[edit]
Bank of Weight Filters for Deep CNNs
Proceedings of The 8th Asian Conference on Machine Learning, PMLR 63:334-349, 2016.
Abstract
Convolutional neural networks (CNNs) are seen to be extremely effective in many large object recognition tasks. One of the reasons for this is that they learn appropriate features also from the training data. The convolutional layers of a CNN have these feature generating filters whose weights are learnt. However, this entails learning millions of weights (across different layers) and hence learning times are very large even on the best available hardware. In some studies in transfer learning it has been observed that the network learnt on one task can be reused on another task (by some finetuning). In this context, this paper presents a systematic study of the exchangeability of weight filters of CNNs across different object recognition tasks.
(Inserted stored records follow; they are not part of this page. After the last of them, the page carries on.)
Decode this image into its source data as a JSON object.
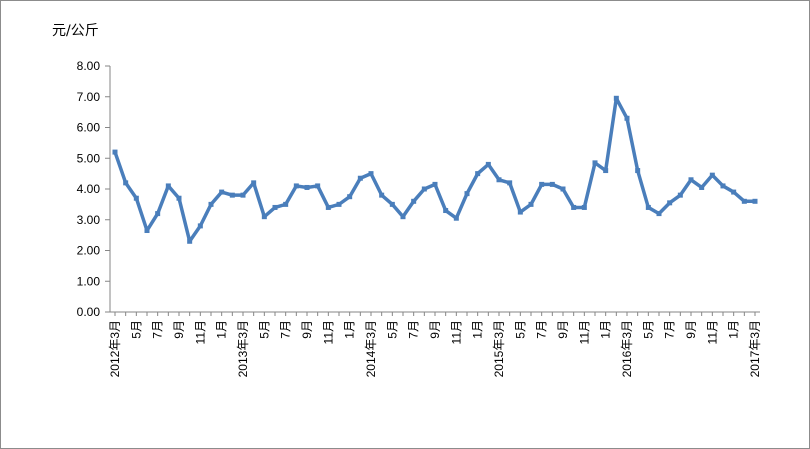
{
  "chart_data": {
    "type": "line",
    "ylabel": "元/公斤",
    "ylim": [
      0,
      8
    ],
    "y_ticks": [
      "0.00",
      "1.00",
      "2.00",
      "3.00",
      "4.00",
      "5.00",
      "6.00",
      "7.00",
      "8.00"
    ],
    "grid": false,
    "legend": "none",
    "x": [
      "2012年3月",
      "4月",
      "5月",
      "6月",
      "7月",
      "8月",
      "9月",
      "10月",
      "11月",
      "12月",
      "1月",
      "2月",
      "2013年3月",
      "4月",
      "5月",
      "6月",
      "7月",
      "8月",
      "9月",
      "10月",
      "11月",
      "12月",
      "1月",
      "2月",
      "2014年3月",
      "4月",
      "5月",
      "6月",
      "7月",
      "8月",
      "9月",
      "10月",
      "11月",
      "12月",
      "1月",
      "2月",
      "2015年3月",
      "4月",
      "5月",
      "6月",
      "7月",
      "8月",
      "9月",
      "10月",
      "11月",
      "12月",
      "1月",
      "2月",
      "2016年3月",
      "4月",
      "5月",
      "6月",
      "7月",
      "8月",
      "9月",
      "10月",
      "11月",
      "12月",
      "1月",
      "2月",
      "2017年3月"
    ],
    "x_tick_labels": [
      "2012年3月",
      "5月",
      "7月",
      "9月",
      "11月",
      "1月",
      "2013年3月",
      "5月",
      "7月",
      "9月",
      "11月",
      "1月",
      "2014年3月",
      "5月",
      "7月",
      "9月",
      "11月",
      "1月",
      "2015年3月",
      "5月",
      "7月",
      "9月",
      "11月",
      "1月",
      "2016年3月",
      "5月",
      "7月",
      "9月",
      "11月",
      "1月",
      "2017年3月"
    ],
    "series": [
      {
        "color": "#4a7ebb",
        "values": [
          5.2,
          4.2,
          3.7,
          2.65,
          3.2,
          4.1,
          3.7,
          2.3,
          2.8,
          3.5,
          3.9,
          3.8,
          3.8,
          4.2,
          3.1,
          3.4,
          3.5,
          4.1,
          4.05,
          4.1,
          3.4,
          3.5,
          3.75,
          4.35,
          4.5,
          3.8,
          3.5,
          3.1,
          3.6,
          4.0,
          4.15,
          3.3,
          3.05,
          3.85,
          4.5,
          4.8,
          4.3,
          4.2,
          3.25,
          3.5,
          4.15,
          4.15,
          4.0,
          3.4,
          3.4,
          4.85,
          4.6,
          6.95,
          6.3,
          4.6,
          3.4,
          3.2,
          3.55,
          3.8,
          4.3,
          4.05,
          4.45,
          4.1,
          3.9,
          3.6,
          3.6
        ]
      }
    ]
  }
}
The paper proposes the concept of bank of weight-filters (BWF) which consists of all the weight vectors of filters learnt by different CNNs on different tasks. The BWF can be viewed at multiple levels of granularity such as network-level, layer-level and filter-level. Through extensive empirical investigations we show that one can efficiently learn CNNs for new tasks by randomly selecting from the bank of filters for initializing the convolutional layers of the new CNN. Our study is done at all the multiple levels of granularity mentioned above. Our results show that the concept of BWF proposed here would offer a very good strategy for initializing the filters while learning CNNs. We also show that the dependency among the filters and the layers of the CNN is not strict. One can choose any pre-trained filter instead of a fixed pre-trained net, as a whole, for initialization. This paper is a first step in the direction of creating and characterizing a Universal BWF for efficient learning of CNNs.